I... I know I shouldn't have agreed to meet with this Felix guy, but I needed something to get my mind off of Mark. He was just too much for me. I don't really have a chance with him anyway. It was obvious how he felt about be. I watched his blank, oblivious eyes as I left the house with Sarah. Once we got out of the house, she started cursing out her brother. Of course just being the person I am, I made her stop. She had a scowl on her face while we walked the rest of the way to the park. We sat there for a while before she spoke up.

"You know, Mark...he doesn't get things that fast." She mumbled under her breath.

"I know. You forget how long we've been friends. Although, I really do appreciate you setting me up with that Felix guy." I scratched the back of my neck.

She looked at me with a solemn look. She took out her phone and started texting away. "Okay, Felix said he'd love to get coffee around four o'clock tomorrow. This is gonna be awkward, but I need you to ask Mark if he can take you." I let out a long and nodded my head yes. What am I getting myself into.

After a few more minutes of chatting, we decided not to go to Gamestop and just head back. Mark was playing his 3DS on the couch and looked over at us. Of course I darted my eyes from him and sped over to the hallway but still in earshot. From where Sarah was, I knew she could see me.

"You guys didn't buy anything?" Mark spoke.

"No," We made eye contact for a split second before she continued talking. "Jack didn't feel like going all the way there and I don't blame him. Your clothes were probably too heavy on him." I slapped myself on the forehead as quietly as I could and gave her a glare.

"Why did Jack speed so quickly to your room?" 

"He... I'm not sure he wants to talk with you right now." No! Why did....

"Maybe I'll go chat with him anyway. You brought his clothes back so I could probably get mine back from him." Mark's voice went deeper as he spoke and the couch creaked as he stood up. I quickly darted into Sarah's room and hid underneath a blanket.

"Mark, you really don't have to-"

"Sarah." He said it incredibly sternly and it made my heart twitch a little. "Why don't you stay out here." He entered the room and closed the door indicating we're alone, but I make no movements from where I am. "Jack." I didn't respond. "Jack. Get up." I slowly sat upwards but didn't make eye contact with the looming figure above me. He sat on the bed in front of me and I could feel the mattress sink downwards making me ever so slightly closer to him.

"What do you want." I mumbled.

"I want to know why Sarah said you didn't want to talk to me."

"She said that? I don't know why she would-"

"Cut it dude. Was it because of my comment earlier?"
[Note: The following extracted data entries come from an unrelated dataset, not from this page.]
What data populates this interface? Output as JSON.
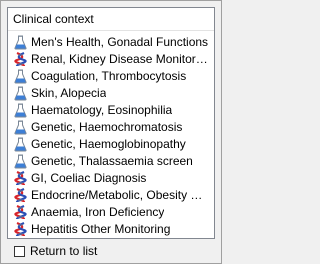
{
  "list": {
    "header": "Clinical context",
    "items": [
      {
        "label": "Men's Health, Gonadal Functions",
        "icon": "flask-icon"
      },
      {
        "label": "Renal, Kidney Disease Monitoring",
        "icon": "dna-icon"
      },
      {
        "label": "Coagulation, Thrombocytosis",
        "icon": "flask-icon"
      },
      {
        "label": "Skin, Alopecia",
        "icon": "flask-icon"
      },
      {
        "label": "Haematology, Eosinophilia",
        "icon": "flask-icon"
      },
      {
        "label": "Genetic, Haemochromatosis",
        "icon": "flask-icon"
      },
      {
        "label": "Genetic, Haemoglobinopathy",
        "icon": "flask-icon"
      },
      {
        "label": "Genetic, Thalassaemia screen",
        "icon": "flask-icon"
      },
      {
        "label": "GI, Coeliac Diagnosis",
        "icon": "dna-icon"
      },
      {
        "label": "Endocrine/Metabolic, Obesity Mo...",
        "icon": "dna-icon"
      },
      {
        "label": "Anaemia, Iron Deficiency",
        "icon": "dna-icon"
      },
      {
        "label": "Hepatitis Other Monitoring",
        "icon": "dna-icon"
      }
    ]
  },
  "footer": {
    "return_label": "Return to list",
    "return_checked": false
  },
  "colors": {
    "flask_liquid": "#3d7fd6",
    "dna_red": "#d8232a",
    "dna_blue": "#2a4fb5"
  }
}
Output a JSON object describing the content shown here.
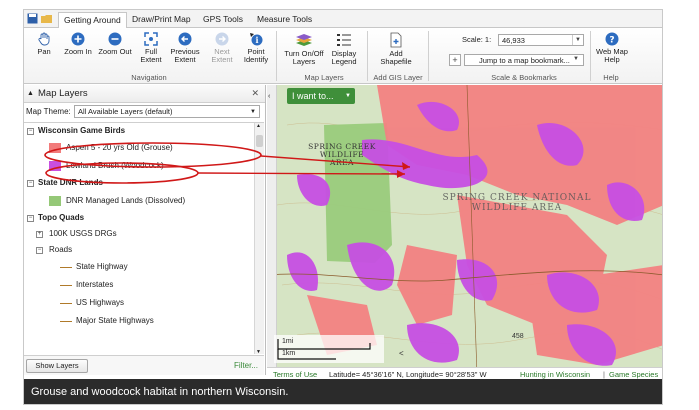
{
  "tabs": [
    {
      "label": "Getting Around",
      "active": true
    },
    {
      "label": "Draw/Print Map",
      "active": false
    },
    {
      "label": "GPS Tools",
      "active": false
    },
    {
      "label": "Measure Tools",
      "active": false
    }
  ],
  "ribbon": {
    "buttons": [
      {
        "label": "Pan",
        "icon": "hand-icon"
      },
      {
        "label": "Zoom In",
        "icon": "zoom-in-icon"
      },
      {
        "label": "Zoom Out",
        "icon": "zoom-out-icon"
      },
      {
        "label": "Full Extent",
        "icon": "full-extent-icon"
      },
      {
        "label": "Previous Extent",
        "icon": "previous-extent-icon"
      },
      {
        "label": "Next Extent",
        "icon": "next-extent-icon"
      },
      {
        "label": "Point Identify",
        "icon": "identify-icon"
      },
      {
        "label": "Turn On/Off Layers",
        "icon": "layers-icon"
      },
      {
        "label": "Display Legend",
        "icon": "legend-icon"
      },
      {
        "label": "Add Shapefile",
        "icon": "add-file-icon"
      },
      {
        "label": "Web Map Help",
        "icon": "help-icon"
      }
    ],
    "groups": {
      "navigation": "Navigation",
      "map_layers": "Map Layers",
      "add_gis": "Add GIS Layer",
      "scale_bookmarks": "Scale & Bookmarks",
      "help": "Help"
    },
    "scale_label": "Scale: 1:",
    "scale_value": "46,933",
    "bookmark_placeholder": "Jump to a map bookmark..."
  },
  "layers_panel": {
    "title": "Map Layers",
    "theme_label": "Map Theme:",
    "theme_value": "All Available Layers (default)",
    "show_layers": "Show Layers",
    "filter": "Filter...",
    "tree": {
      "game_birds": "Wisconsin Game Birds",
      "aspen": "Aspen 5 - 20 yrs Old (Grouse)",
      "lowland": "Lowland Brush (Woodcock)",
      "dnr_lands": "State DNR Lands",
      "dnr_managed": "DNR Managed Lands (Dissolved)",
      "topo": "Topo Quads",
      "usgs": "100K USGS DRGs",
      "roads": "Roads",
      "road_items": [
        "State Highway",
        "Interstates",
        "US Highways",
        "Major State Highways"
      ]
    }
  },
  "map": {
    "i_want_to": "I want to...",
    "label_area_1": "SPRING CREEK WILDLIFE AREA",
    "label_area_2": "SPRING CREEK NATIONAL WILDLIFE AREA",
    "scale_mi": "1mi",
    "scale_km": "1km",
    "spot_number": "458"
  },
  "status": {
    "terms": "Terms of Use",
    "coords": "Latitude= 45°36'16\" N, Longitude= 90°28'53\" W",
    "hunting": "Hunting in Wisconsin",
    "species": "Game Species"
  },
  "caption": "Grouse and woodcock habitat in northern Wisconsin.",
  "colors": {
    "aspen": "#f27b7b",
    "lowland": "#c94fe0",
    "dnr": "#95c877",
    "accent_green": "#3f8f3a",
    "annotation": "#d01818"
  }
}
"The one about us making out? Um.. no not exactly. I... well uh... how do I..." And right here is about where I fucked things up for myself desperately trying to find a way out of this subject. "You said you wanted your clothes back right? Here you go." And I tore his shirt off of me and tossed it into his arms along with the shorts I was wearing a second ago. It took me a few minutes of him just staring at me to realize the only thing in between him and seeing my almost-naked body was a blanket.

"Jack." He said without breaking eye contact with my chest. "You didn't have to do that." With him still staring at my body, I wrapped my arms around my torso. I could feel my face just burning underneath his eyes.

"I-I... Can you get out and leave me alone." 

"Uhhh..." Mark finally broke his trance of staring at my body and we made eye contact for the first time. "Yes! Oh gosh, of course sorry." And he sped out of there. I wonder if he was staring at my bruise. Yeah, I have a large bruise on the middle of my torso. Before I moved here, there was this one kid that would always kick me there and I guess it never healed? I wasn't emotionally scarred or anything but the bruise was pretty noticeable and only hurt when I applied pressure to it, or did too many sit-ups.


Marks POV

I don't know what made me want to go in there and talk to Jack, but maybe it was because he would always tell me the things that were wrong, and he never hesitated to chat when I wanted to. In fact, a lot of the time he chose me over Sarah. 

Maybe I was pressing to hard on Jack? He seemed flustered and uncomfortable with every word I said. It was weird, I started noticing the details in Jack a little more than I thought I would. Like when he emerged from his hiding spot, his hair was all tousled and messed up. I also saw how desperate he was to change the subject but I just kept pressing it so I could see his face scrunch up in thought. Then when he ripped my shirt and shorts off of him, all I could do was stare. It was odd, but I couldn't pull my eyes away from the muscle just forming on him. He wrapped himself up in his arms, but all I wanted to do was unwrap them and keep looking at the way his muscles flexed as he moved. I only left when he asked me to because it finally registered in my brain that what I was doing was out of character and creepy.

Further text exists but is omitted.